De même au niveau des principes, la charte ne paraît marquer aucun recul quant aux exigences de coopération maritime. Plus nettement encore que dans sa version initiale qui consacrait la solidarité et l’interdépendance des États, l’harmonisation et la coordination des politiques des États africains dans tous les domaines liés au transport maritime international et aux activités portuaires, elle consacrait déjà le droit au libre accès à la mer pour tout État membre sans littoral, sous réserve du respect des lois et règlements des États de transit. La charte révisée apporte des réponses aux défis actuels auxquels le continent doit faire face, notamment la sûreté, la sécurité et la compétitivité au niveau mondial des infrastructures et opérations maritimes et portuaires ainsi qu’une navigation maritime sûre et efficace pour des océans propres.

Pour cela, l’UA devrait encourager régulièrement les États à mener des études pour évaluer et renforcer le secteur maritime et du transport par voies navigables. Ces études effectuées, elle pourrait ensuite encourager les institutions financières à soutenir les États membres dans le cadre du développement de leur politique maritime, et, enfin, promouvoir la création de fonds maritimes. Un exemple concret pourrait être la participation de l’UA au développement du cabotage transafricain en vue de promouvoir les échanges et faciliter l’intégration socioéconomique du continent.

Cependant, moins aisée à apprécier est la non-prise en compte de la question épineuse des droits de trafic maritime dans la charte. La lecture de son préambule, en comparaison avec sa version de 1994, laisse dubitatif. En effet, on constate que le considérant sur les dispositions pertinentes de la convention des Nations unies relative à un code de conduite des conférences maritimes n’a pas été repris. Cette absence traduit l’opinion selon laquelle l’UA se serait alignée sur la position des partisans d’un libéralisme féroce qui ont toujours battu en brèche l’esprit et la lettre de la règle 40/40/20 adoptée par la Conférence des Nations unies pour le commerce et le développement en 1974. Celle-ci permet un système de répartition des trafics de façon à garantir une part égale aux armements des partenaires générateurs du commerce extérieur entre deux pays, tout en réservant une part appréciable aux armements tiers, les outsiders.

Cette absence mériterait d’être corrigée. On observe, d’ailleurs, au bénéfice d’une telle démarche que le code révisé de la marine marchande de la Cémac du 22 juillet 2012 a maintenu dans son corpus les dispositions pertinentes du code de conduite et le projet de code maritime de l’Organisation maritime de l’Afrique de l’Ouest et du centre qui est en cours de discussion tend également à le maintenir. Une autre disposition de la charte qui conduit à un malaise est qu’elle entrera en vigueur trente jours après le dépôt du quinzième instrument de ratification auprès du président de la commission. Cette disposition est une vraie reculade. Compte tenu de l’importance de cette charte, il est difficile de comprendre une entrée en vigueur a minima. La Commission de l’UA gagnerait à mener une campagne de ratification de la charte, avec pour objectif une ratification des deux tiers de ses membres. Cela serait conforme à ses ambitions initiales.

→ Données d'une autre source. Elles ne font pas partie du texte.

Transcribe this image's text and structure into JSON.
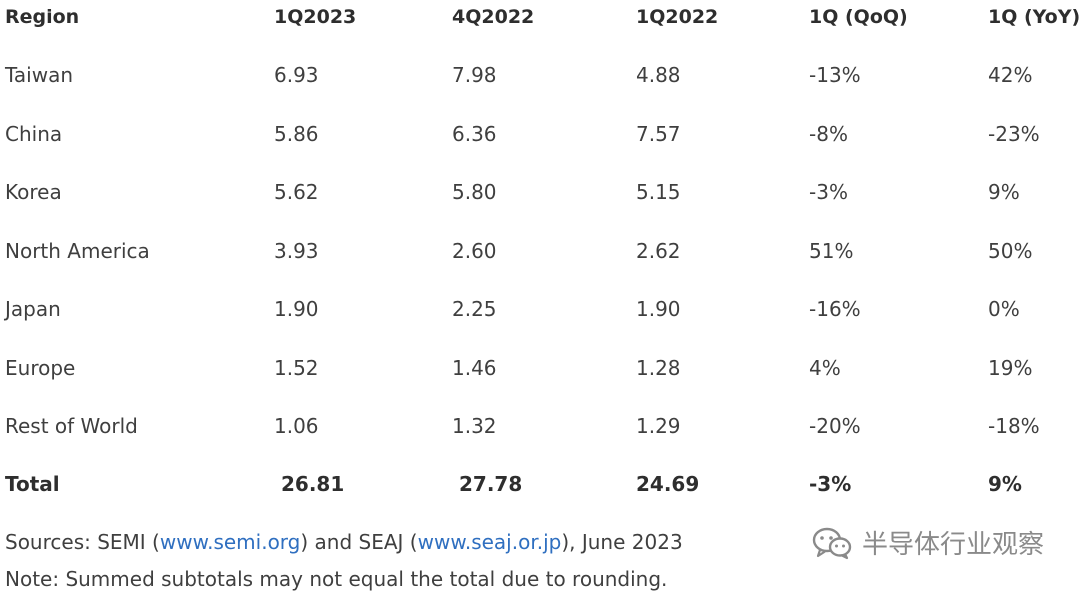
{
  "table": {
    "headers": [
      "Region",
      "1Q2023",
      "4Q2022",
      "1Q2022",
      "1Q (QoQ)",
      "1Q (YoY)"
    ],
    "rows": [
      [
        "Taiwan",
        "6.93",
        "7.98",
        "4.88",
        "-13%",
        "42%"
      ],
      [
        "China",
        "5.86",
        "6.36",
        "7.57",
        "-8%",
        "-23%"
      ],
      [
        "Korea",
        "5.62",
        "5.80",
        "5.15",
        "-3%",
        "9%"
      ],
      [
        "North America",
        "3.93",
        "2.60",
        "2.62",
        "51%",
        "50%"
      ],
      [
        "Japan",
        "1.90",
        "2.25",
        "1.90",
        "-16%",
        "0%"
      ],
      [
        "Europe",
        "1.52",
        "1.46",
        "1.28",
        "4%",
        "19%"
      ],
      [
        "Rest of World",
        "1.06",
        "1.32",
        "1.29",
        "-20%",
        "-18%"
      ]
    ],
    "total": [
      "Total",
      "26.81",
      "27.78",
      "24.69",
      "-3%",
      "9%"
    ]
  },
  "footer": {
    "sources_prefix": "Sources: SEMI (",
    "semi_link": "www.semi.org",
    "sources_mid": ") and SEAJ (",
    "seaj_link": "www.seaj.or.jp",
    "sources_suffix": "), June 2023",
    "note": "Note: Summed subtotals may not equal the total due to rounding."
  },
  "watermark": {
    "icon": "wechat-icon",
    "text": "半导体行业观察"
  }
}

Au regard de ce qui précède, il ne nous appartient assurément pas de nous substituer aux dirigeants africains pour fixer « le Chemin d’avenir » maritime à emprunter. Nous dirons cependant que dans la mesure où les uns et les autres partagent le même diagnostic sur les transports maritimes, il serait grand temps de franchir les barrières de la ratification de la charte africaine des transports maritimes dans le souci constant et renouvelé de la maritimisation des économies africaines.

 

NB : Éric Dibas-Franck est docteur en droit, chargé de cours à la faculté de droit de l’université Marien-Ngouabi, arbitre Ohada.